Rubio's bizarre selection of the unbeaten, power-hitting Prescott was made against the better judgement of the pro-moter, Frank Warren, who has the job of picking up the pieces after Manchester's "Khanage".

"I should have put my foot down," he reflects. Khan had been next in line to meet the winner of this weekend's multi-belt world lightweight title fight between Nate Campbell and Joan Guzman, but the way he was taken apart by Prescott is an indication of just how far he has to go before he is ready for this sort of pairing.

The problem, as Warren knows, is that whoever Khan now faces, even if the globe is scoured for non-punchers, any Tom, Dick or Carlos will come at him with flailing fists in the belief that his fragile chin is his Achilles heel, so to speak.

Worryingly, not only was he stunned by swiftly assembled hooks and crosses but initially he was wobbled by a jab thrown more in the manner of Prescott's political namesake.

What Rubio, and Harrison before him, obviously have not taught him is the need to keep his head and, more importantly, to protect it.

The one thing in Khan's favour is that, devastating as his double- knockdown demolition was, it was watched only by a few thousand on pay-per-view rather than the millions who have salivated over his quicksilver performances on ITV.

There is no doubt that the charismatic Khan will remain box office, as the reception he received at Friday's fight night in aid of DebRA, the charity who help battle the terrible skin disease EB, showed.
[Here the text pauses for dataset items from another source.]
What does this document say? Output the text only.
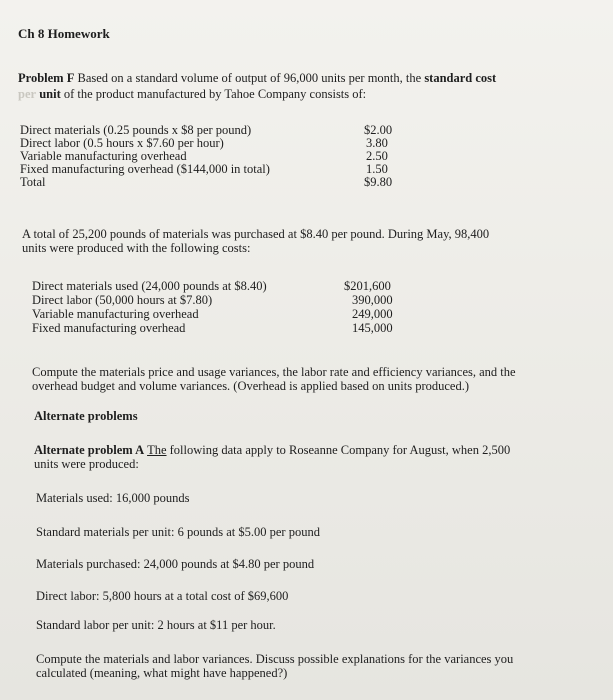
Ch 8 Homework
Problem F Based on a standard volume of output of 96,000 units per month, the standard cost
per unit of the product manufactured by Tahoe Company consists of:
Direct materials (0.25 pounds x $8 per pound)	$2.00
Direct labor (0.5 hours x $7.60 per hour)	3.80
Variable manufacturing overhead	2.50
Fixed manufacturing overhead ($144,000 in total)	1.50
Total	$9.80
A total of 25,200 pounds of materials was purchased at $8.40 per pound. During May, 98,400
units were produced with the following costs:
Direct materials used (24,000 pounds at $8.40)	$201,600
Direct labor (50,000 hours at $7.80)	390,000
Variable manufacturing overhead	249,000
Fixed manufacturing overhead	145,000
Compute the materials price and usage variances, the labor rate and efficiency variances, and the
overhead budget and volume variances. (Overhead is applied based on units produced.)
Alternate problems
Alternate problem A The following data apply to Roseanne Company for August, when 2,500
units were produced:
Materials used: 16,000 pounds
Standard materials per unit: 6 pounds at $5.00 per pound
Materials purchased: 24,000 pounds at $4.80 per pound
Direct labor: 5,800 hours at a total cost of $69,600
Standard labor per unit: 2 hours at $11 per hour.
Compute the materials and labor variances. Discuss possible explanations for the variances you
calculated (meaning, what might have happened?)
But whether he can still be Sky Box Office is a question that must concern Warren and the satellite channel, with whom he has anongoing deal.
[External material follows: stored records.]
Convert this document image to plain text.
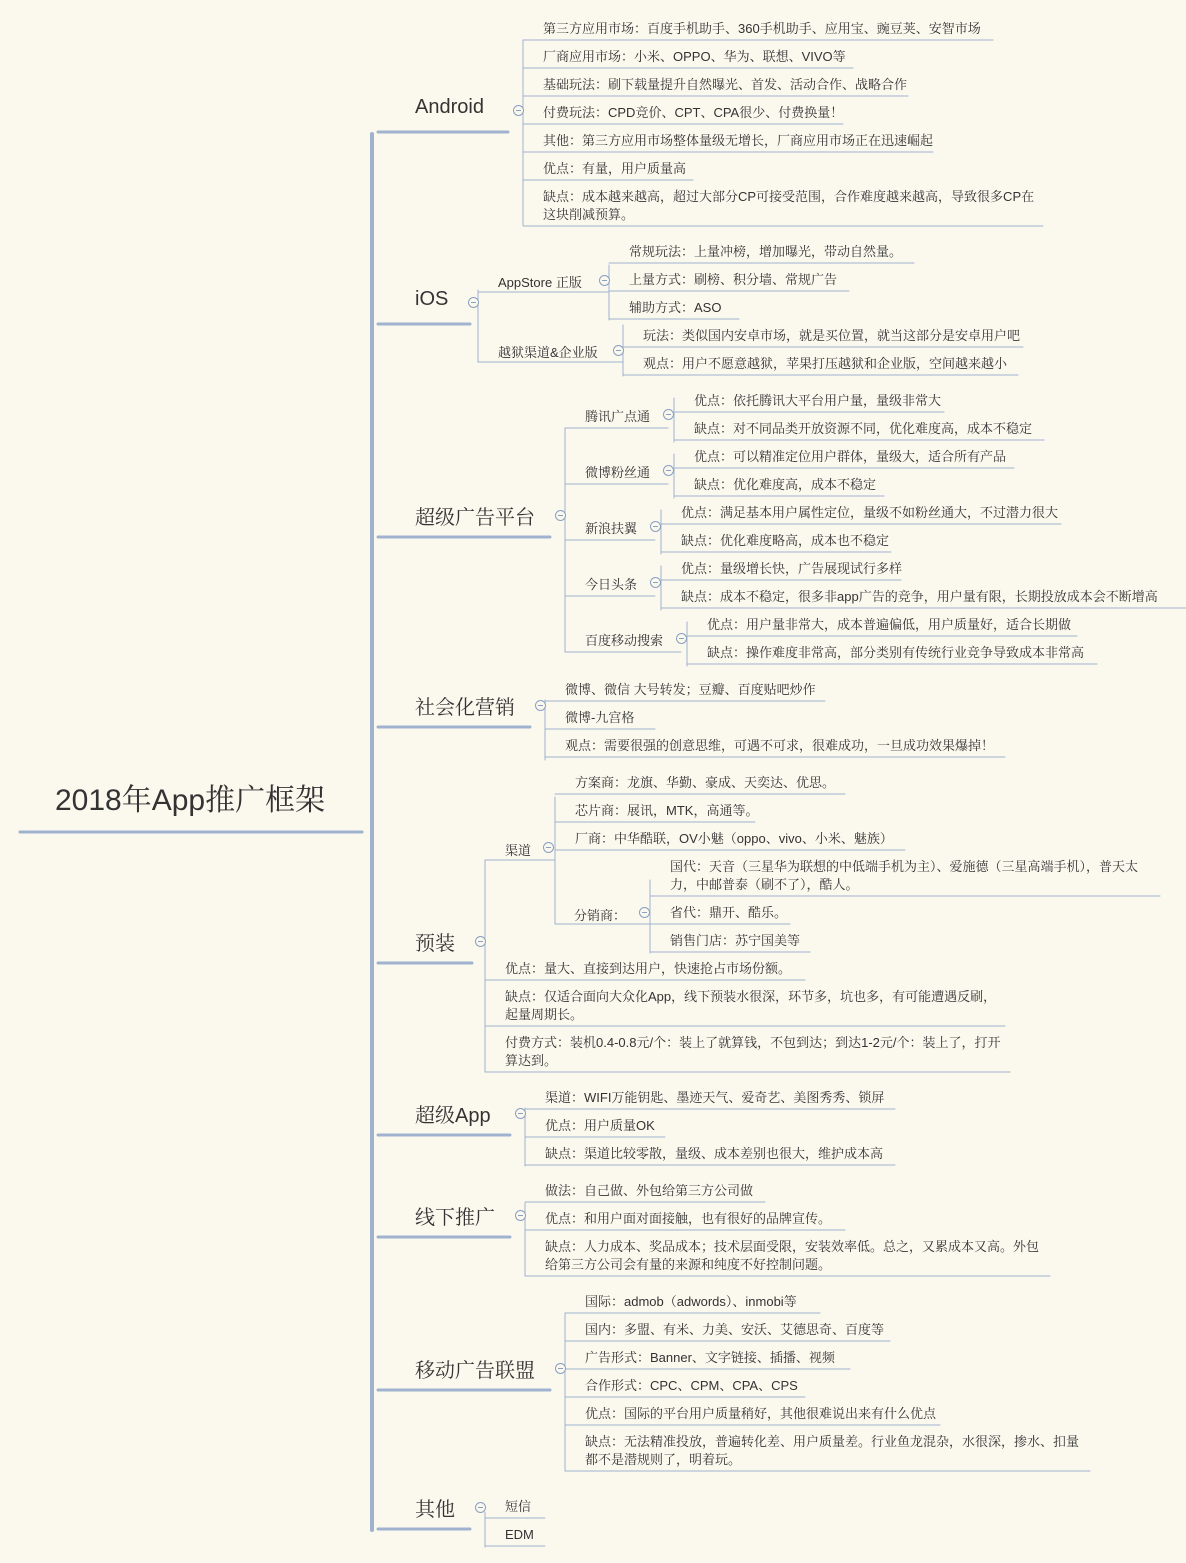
2018年App推广框架
Android
iOS
超级广告平台
社会化营销
预装
超级App
线下推广
移动广告联盟
其他
第三方应用市场：百度手机助手、360手机助手、应用宝、豌豆荚、安智市场
厂商应用市场：小米、OPPO、华为、联想、VIVO等
基础玩法：刷下载量提升自然曝光、首发、活动合作、战略合作
付费玩法：CPD竞价、CPT、CPA很少、付费换量！
其他：第三方应用市场整体量级无增长，厂商应用市场正在迅速崛起
优点：有量，用户质量高
缺点：成本越来越高，超过大部分CP可接受范围，合作难度越来越高，导致很多CP在这块削减预算。
AppStore 正版
常规玩法：上量冲榜，增加曝光，带动自然量。
上量方式：刷榜、积分墙、常规广告
辅助方式：ASO
越狱渠道&企业版
玩法：类似国内安卓市场，就是买位置，就当这部分是安卓用户吧
观点：用户不愿意越狱，苹果打压越狱和企业版，空间越来越小
腾讯广点通
优点：依托腾讯大平台用户量，量级非常大
缺点：对不同品类开放资源不同，优化难度高，成本不稳定
微博粉丝通
优点：可以精准定位用户群体，量级大，适合所有产品
缺点：优化难度高，成本不稳定
新浪扶翼
优点：满足基本用户属性定位，量级不如粉丝通大，不过潜力很大
缺点：优化难度略高，成本也不稳定
今日头条
优点：量级增长快，广告展现试行多样
缺点：成本不稳定，很多非app广告的竞争，用户量有限，长期投放成本会不断增高
百度移动搜索
优点：用户量非常大，成本普遍偏低，用户质量好，适合长期做
缺点：操作难度非常高，部分类别有传统行业竞争导致成本非常高
微博、微信 大号转发；豆瓣、百度贴吧炒作
微博-九宫格
观点：需要很强的创意思维，可遇不可求，很难成功，一旦成功效果爆掉！
渠道
方案商：龙旗、华勤、豪成、天奕达、优思。
芯片商：展讯，MTK，高通等。
厂商：中华酷联，OV小魅（oppo、vivo、小米、魅族）
分销商：
国代：天音（三星华为联想的中低端手机为主）、爱施德（三星高端手机），普天太力，中邮普泰（刷不了），酷人。
省代：鼎开、酷乐。
销售门店：苏宁国美等
优点：量大、直接到达用户，快速抢占市场份额。
缺点：仅适合面向大众化App，线下预装水很深，环节多，坑也多，有可能遭遇反刷，起量周期长。
付费方式：装机0.4-0.8元/个：装上了就算钱，不包到达；到达1-2元/个：装上了，打开算达到。
渠道：WIFI万能钥匙、墨迹天气、爱奇艺、美图秀秀、锁屏
优点：用户质量OK
缺点：渠道比较零散，量级、成本差别也很大，维护成本高
做法：自己做、外包给第三方公司做
优点：和用户面对面接触，也有很好的品牌宣传。
缺点：人力成本、奖品成本；技术层面受限，安装效率低。总之，又累成本又高。外包给第三方公司会有量的来源和纯度不好控制问题。
国际：admob（adwords）、inmobi等
国内：多盟、有米、力美、安沃、艾德思奇、百度等
广告形式：Banner、文字链接、插播、视频
合作形式：CPC、CPM、CPA、CPS
优点：国际的平台用户质量稍好，其他很难说出来有什么优点
缺点：无法精准投放，普遍转化差、用户质量差。行业鱼龙混杂，水很深，掺水、扣量都不是潜规则了，明着玩。
短信
EDM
Khan is decent young man with a great talent in a brutally unforgiving trade which has been quick to put the boot in. He might be better advised to take himself off to the US and spend the next three months in one of the boxing boot camps of Los Angeles. And he must start listening to the pros rather than the backslappers.
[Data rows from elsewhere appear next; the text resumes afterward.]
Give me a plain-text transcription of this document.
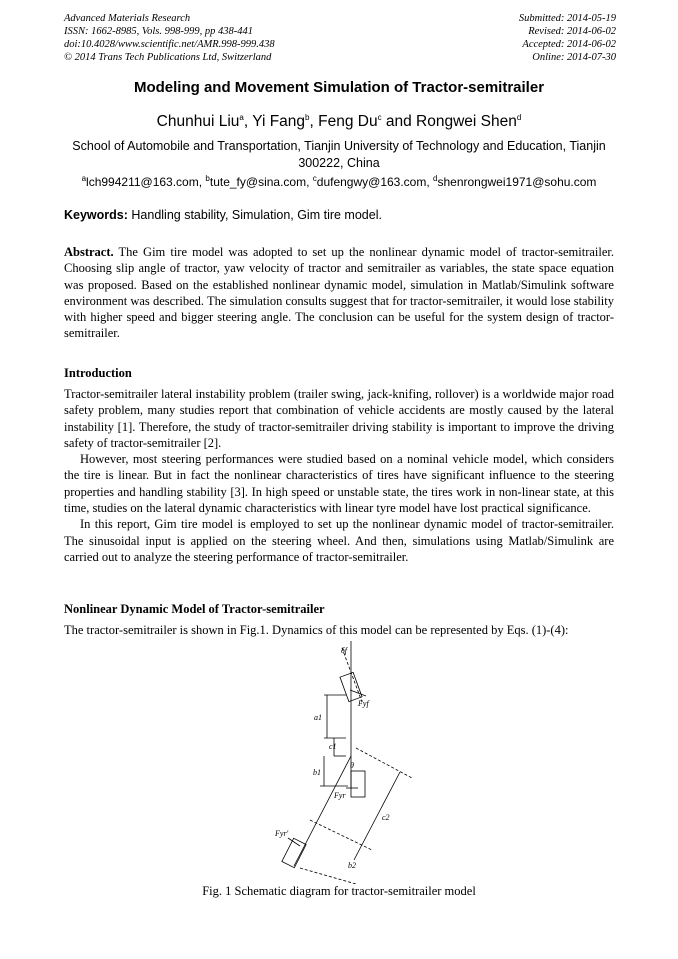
Advanced Materials Research
ISSN: 1662-8985, Vols. 998-999, pp 438-441
doi:10.4028/www.scientific.net/AMR.998-999.438
© 2014 Trans Tech Publications Ltd, Switzerland
Submitted: 2014-05-19
Revised: 2014-06-02
Accepted: 2014-06-02
Online: 2014-07-30
Modeling and Movement Simulation of Tractor-semitrailer
Chunhui Liu$^a$, Yi Fang$^b$, Feng Du$^c$ and Rongwei Shen$^d$
School of Automobile and Transportation, Tianjin University of Technology and Education, Tianjin 300222, China
$^a$lch994211@163.com, $^b$tute_fy@sina.com, $^c$dufengwy@163.com, $^d$shenrongwei1971@sohu.com
Keywords: Handling stability, Simulation, Gim tire model.
Abstract. The Gim tire model was adopted to set up the nonlinear dynamic model of tractor-semitrailer. Choosing slip angle of tractor, yaw velocity of tractor and semitrailer as variables, the state space equation was proposed. Based on the established nonlinear dynamic model, simulation in Matlab/Simulink software environment was described. The simulation consults suggest that for tractor-semitrailer, it would lose stability with higher speed and bigger steering angle. The conclusion can be useful for the system design of tractor-semitrailer.
Introduction

Tractor-semitrailer lateral instability problem (trailer swing, jack-knifing, rollover) is a worldwide major road safety problem, many studies report that combination of vehicle accidents are mostly caused by the lateral instability [1]. Therefore, the study of tractor-semitrailer driving stability is important to improve the driving safety of tractor-semitrailer [2].

However, most steering performances were studied based on a nominal vehicle model, which considers the tire is linear. But in fact the nonlinear characteristics of tires have significant influence to the steering properties and handling stability [3]. In high speed or unstable state, the tires work in non-linear state, at this time, studies on the lateral dynamic characteristics with linear tyre model have lost practical significance.

In this report, Gim tire model is employed to set up the nonlinear dynamic model of tractor-semitrailer. The sinusoidal input is applied on the steering wheel. And then, simulations using Matlab/Simulink are carried out to analyze the steering performance of tractor-semitrailer.

Nonlinear Dynamic Model of Tractor-semitrailer

The tractor-semitrailer is shown in Fig.1. Dynamics of this model can be represented by Eqs. (1)-(4):

δf
Fyf
a1
c1
b1
θ
Fyr
c2
Fyr'
b2
Fig. 1 Schematic diagram for tractor-semitrailer model
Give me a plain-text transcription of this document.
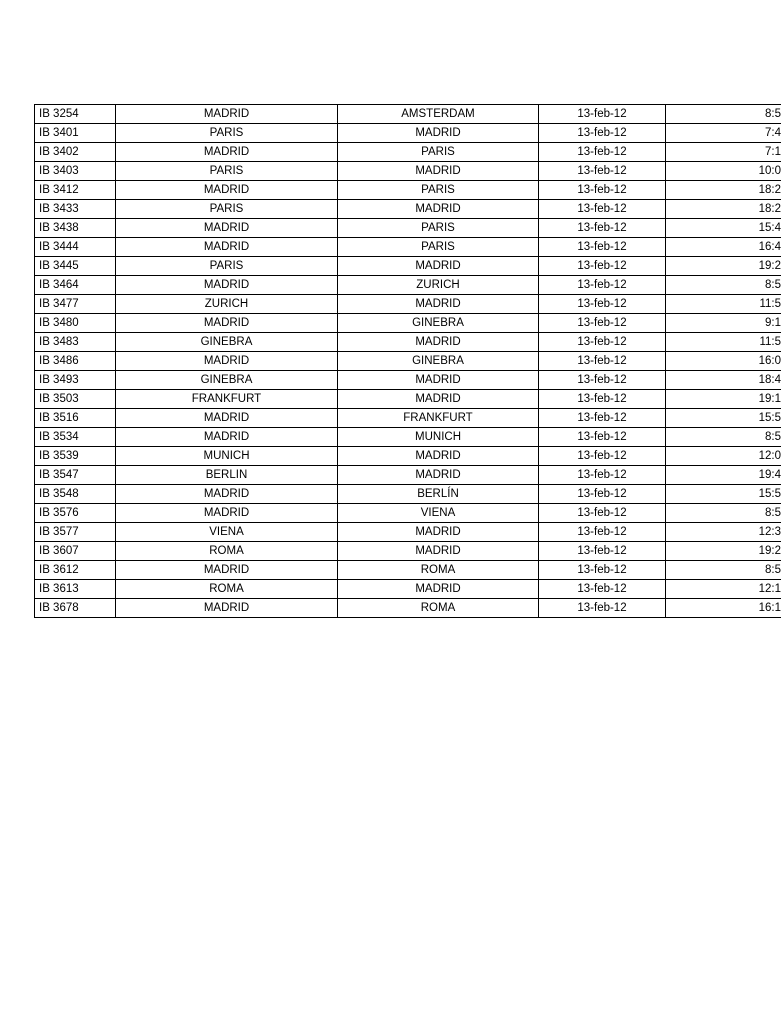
IB 3254	MADRID	AMSTERDAM	13-feb-12	8:5
IB 3401	PARIS	MADRID	13-feb-12	7:4
IB 3402	MADRID	PARIS	13-feb-12	7:1
IB 3403	PARIS	MADRID	13-feb-12	10:0
IB 3412	MADRID	PARIS	13-feb-12	18:2
IB 3433	PARIS	MADRID	13-feb-12	18:2
IB 3438	MADRID	PARIS	13-feb-12	15:4
IB 3444	MADRID	PARIS	13-feb-12	16:4
IB 3445	PARIS	MADRID	13-feb-12	19:2
IB 3464	MADRID	ZURICH	13-feb-12	8:5
IB 3477	ZURICH	MADRID	13-feb-12	11:5
IB 3480	MADRID	GINEBRA	13-feb-12	9:1
IB 3483	GINEBRA	MADRID	13-feb-12	11:5
IB 3486	MADRID	GINEBRA	13-feb-12	16:0
IB 3493	GINEBRA	MADRID	13-feb-12	18:4
IB 3503	FRANKFURT	MADRID	13-feb-12	19:1
IB 3516	MADRID	FRANKFURT	13-feb-12	15:5
IB 3534	MADRID	MUNICH	13-feb-12	8:5
IB 3539	MUNICH	MADRID	13-feb-12	12:0
IB 3547	BERLIN	MADRID	13-feb-12	19:4
IB 3548	MADRID	BERLÍN	13-feb-12	15:5
IB 3576	MADRID	VIENA	13-feb-12	8:5
IB 3577	VIENA	MADRID	13-feb-12	12:3
IB 3607	ROMA	MADRID	13-feb-12	19:2
IB 3612	MADRID	ROMA	13-feb-12	8:5
IB 3613	ROMA	MADRID	13-feb-12	12:1
IB 3678	MADRID	ROMA	13-feb-12	16:1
Khan's career may not quite have gone down the drain, but his fellow Olympic medallist Audley Harrison fought like one in his dreary defeat of a blown-up Brazilian cruiserweight on the same bill last weekend.

Like Khan, Harrison believes he can still be a world champion,but with the A Force clearly a spent force, and Khan's future questioned, one wonders whether the onlooking new wave of Olympians, including gold medallist James DeGale, might just consider putting prudence before professionalism, at least for the time being. But the British pro game is again in need of an infusion of fresh talent if it is to regain the heady status of only a year ago, when it boasted seven world champions.

Khan is young and determined enough to fight his way back, and history is littered with those who have picked themselves up off the floor to become world champions, from Floyd Patterson to Oscar De La Hoya, Charlie Magri to Nigel Benn.

And you can add another to that list: Terry Downes. So chin up, Amir. Or rather, down.